Surtout que Aziz avait au départ donné des coups de mains antiterroristes à la France. Mais c’était au temps où il était encore en déficit de légitimité suite à ses putschs à répétition contre au moins deux chefs d’Etat démocratiquement élus en Mauritanie.

Enfin, vendredi prochain, c’est au tour du président burkinabé, Roch Marc Christian Kaboré, d’enjamber le perron de l’Elysée. Son pays, mis à mal par les jihadistes, qui ont même ensanglanté la Côte d’Ivoire voisine, compte beaucoup dans le dispositif que Paris entend implanter dans la région pour juguler le terrorisme.

Pour le site jeuneafrique.com, «l’enjeu de cette dernière ligne droite africaine pour François Hollande est immense : convaincre les observateurs qu’il laisse derrière lui un Sahel mieux sécurisé, pour les Africains et par les Africains. Il espère pour cela laisser derrière lui une politique sécuritaire sahélienne en ordre de marche et, surtout, davantage pilotée depuis les capitales ouest-africaines».

Pour rappel, Hollande vient d’envoyer son ministre des Affaires étrangères, Jean-Marc Ayrault, au Sahel.
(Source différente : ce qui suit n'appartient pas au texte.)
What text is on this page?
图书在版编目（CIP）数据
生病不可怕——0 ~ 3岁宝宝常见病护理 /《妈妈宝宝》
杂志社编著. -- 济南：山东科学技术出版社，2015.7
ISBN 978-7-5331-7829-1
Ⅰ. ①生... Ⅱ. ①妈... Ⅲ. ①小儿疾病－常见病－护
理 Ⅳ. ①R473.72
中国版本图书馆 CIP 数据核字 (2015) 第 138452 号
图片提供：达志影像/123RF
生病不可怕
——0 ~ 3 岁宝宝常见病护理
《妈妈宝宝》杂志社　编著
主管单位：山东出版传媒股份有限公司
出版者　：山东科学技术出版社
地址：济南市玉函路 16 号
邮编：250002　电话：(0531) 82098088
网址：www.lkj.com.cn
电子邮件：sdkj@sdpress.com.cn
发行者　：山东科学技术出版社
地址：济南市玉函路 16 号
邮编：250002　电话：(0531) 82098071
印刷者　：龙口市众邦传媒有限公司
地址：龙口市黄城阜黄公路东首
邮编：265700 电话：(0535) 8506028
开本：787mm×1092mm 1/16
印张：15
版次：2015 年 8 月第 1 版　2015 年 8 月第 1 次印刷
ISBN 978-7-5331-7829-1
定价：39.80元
Il a visité successivement la Mauritanie et le Mali, dont il a rencontré les deux présidents. L’étape tchadienne, un pays dont la contribution a été décisive dans la lutte antiterroriste au Sahel et contre Boko Haram, a été zappée par Ayraut et par l’Elysée. En cause, les larges sourires et autres clins d’œil que se sont échangés récemment, à Ndjaména, Idriss Deby Itno et la candidate de l’extrême droite française, Marine Le Pen.

Si l’inventaire sécuritaire franco-africain est justifié, en prévision de sa continuité sous le mandat du prochain locataire de l’Elysée, un autre inventaire s’imposait. Celui de la non-représentation de Hollande pour un second mandat, auquel il avait droit.

Une leçon que ses pairs africains doivent hériter, et assimiler, en tant que bonne leçon de gouvernance et de démocratie.